Scientific News: Hamburger Seed As a Possible Water Purifier?

Sanjana Mupparaju

The title may have been slightly misleading. The sesame seeds on hamburger buns might actually contaminate water, but Mucuna sloanei, common name, hamburger seed, has recently been explored as a possible sustainable source of water purification.

Essentially, a common way that water is purified is by using activated charcoal (AC) being an adsorbing material for pollutants. Adsorbing essentially just means “sticking” to. In the past, the production of activated charcoal has been explored using agricultural waste. Food waste is a huge problem worldwide, with food being thrown out at every step between the growing of the crop to the consumer’s homes. Agricultural waste is a cheap, accessible, and sustainable way to create AC’s that can be used to purify water, while at the same time reducing the amount of food waste. Past crops that have been confirmed to be used as a source for AC’s are things like coconut shells, chickpeas, acorn shells, rice husks, and a variety of other crops.

Recently, researchers in Nigeria published a paper analyzing the effectiveness of hamburger seed being used to produce AC’s. Hamburger seed is a very common soup condiment in Nigeria, but the coat of the seed is non-edible and as a result, often thrown out. When thrown out, it can cause soil pollution, and when burned (the common way it is disposed of), it causes a large amount of air pollution. Therefore, these scientists are looking to optimize this waste so another source for water purification is present, and the environment is not negatively affected.

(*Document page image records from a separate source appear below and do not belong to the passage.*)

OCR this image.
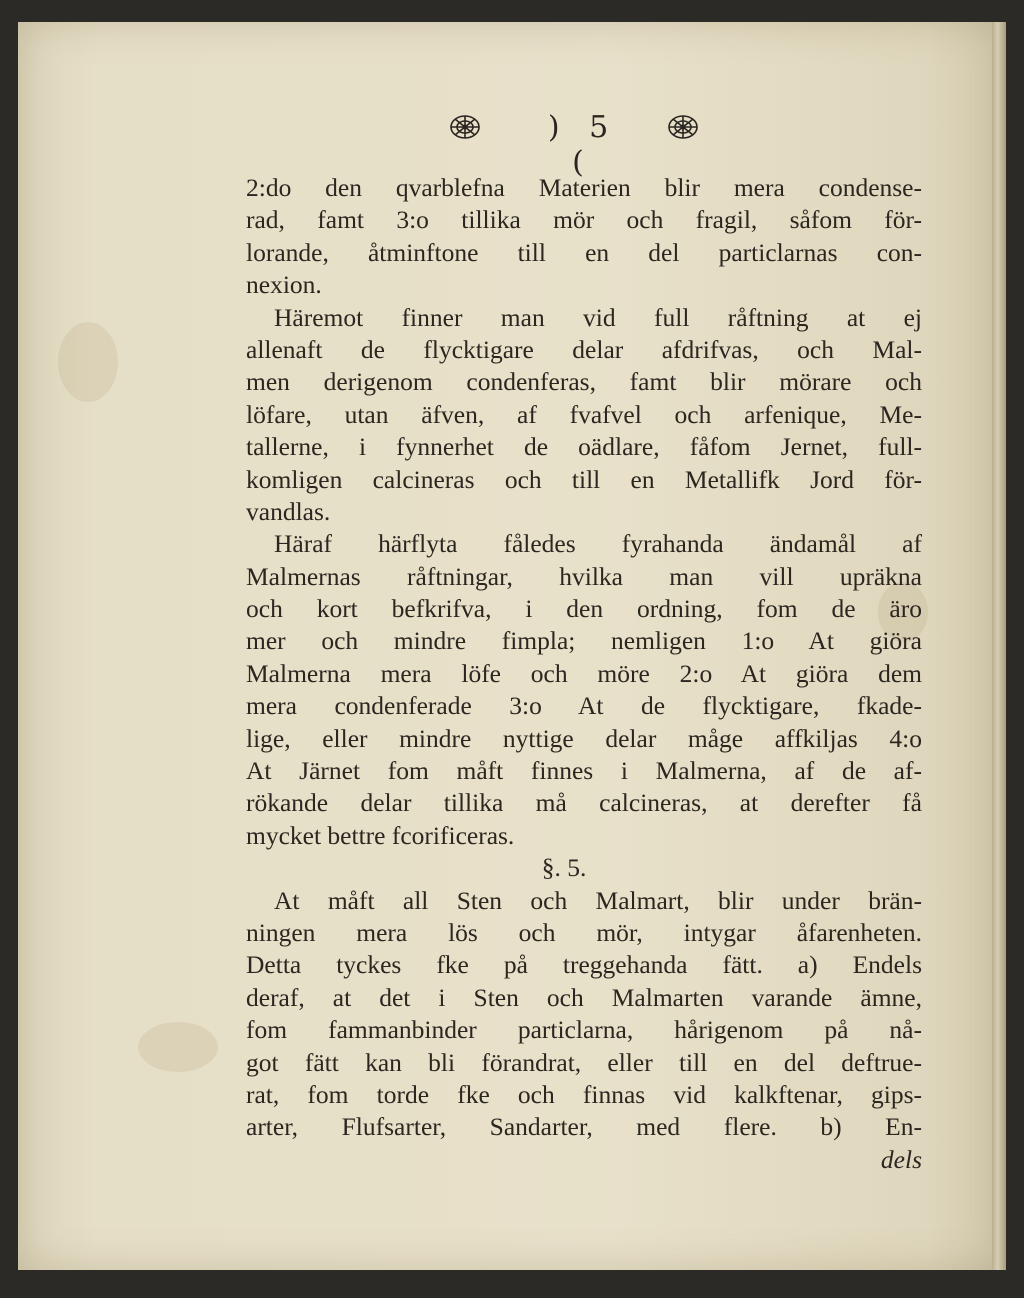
) 5 (
2:do den qvarblefna Materien blir mera condense-
rad, famt 3:o tillika mör och fragil, såfom för-
lorande, åtminftone till en del particlarnas con-
nexion.
Häremot finner man vid full råftning at ej
allenaft de flycktigare delar afdrifvas, och Mal-
men derigenom condenferas, famt blir mörare och
löfare, utan äfven, af fvafvel och arfenique, Me-
tallerne, i fynnerhet de oädlare, fåfom Jernet, full-
komligen calcineras och till en Metallifk Jord för-
vandlas.
Häraf härflyta fåledes fyrahanda ändamål af
Malmernas råftningar, hvilka man vill upräkna
och kort befkrifva, i den ordning, fom de äro
mer och mindre fimpla; nemligen 1:o At giöra
Malmerna mera löfe och möre 2:o At giöra dem
mera condenferade 3:o At de flycktigare, fkade-
lige, eller mindre nyttige delar måge affkiljas 4:o
At Järnet fom måft finnes i Malmerna, af de af-
rökande delar tillika må calcineras, at derefter få
mycket bettre fcorificeras.
§. 5.
At måft all Sten och Malmart, blir under brän-
ningen mera lös och mör, intygar åfarenheten.
Detta tyckes fke på treggehanda fätt. a) Endels
deraf, at det i Sten och Malmarten varande ämne,
fom fammanbinder particlarna, hårigenom på nå-
got fätt kan bli förandrat, eller till en del deftrue-
rat, fom torde fke och finnas vid kalkftenar, gips-
arter, Flufsarter, Sandarter, med flere. b) En-
dels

To run the experiments, researchers collected hamburger seed waste from a processing plant at Abakaliki, Nigeria. After being purified using deionized water, it was carbonized. After converting the hamburger seed coat to activated charcoal, the scientists could then test the effectiveness of the AC on contaminated water.

Essentially, they treated contaminated water with both the lab generated FHAC (Hamburger-Seed Activated Charcoal) and commercially available AC. They found that both acted similarly, in that they were able to turn yellowy odorful water into clear odorless water. Another metric they used to measure effectiveness was TDS, the amount of non-filterable solids in the water. Water containing large amounts of TDS are not safe for bathing, drinking, or industrial applications. But, the FHAC was able to decrease the amount of TDS in contaminated water by 67.6%. The resulting amount of TDS was well below the recommended level for safe water. They did find something problematic when testing for the alkalinity of the purified water, which was higher than the recommended amount. High alkalinity can be toxic for surrounding aquatic life, but should not have any impact on humans who consume the water. Further testing needs to be done, but these AC’s probably need to be kept away from liquids containing life.

This is just a small sample of the research that is going to change the world, little by little. Much of the discourse around environmental problems is pessimistic, with good reason too - public policy is lagged a little. But, researchers are finding more and more creative ways to change how we as humans interact with the world’s resources, and that is something to be hopeful about.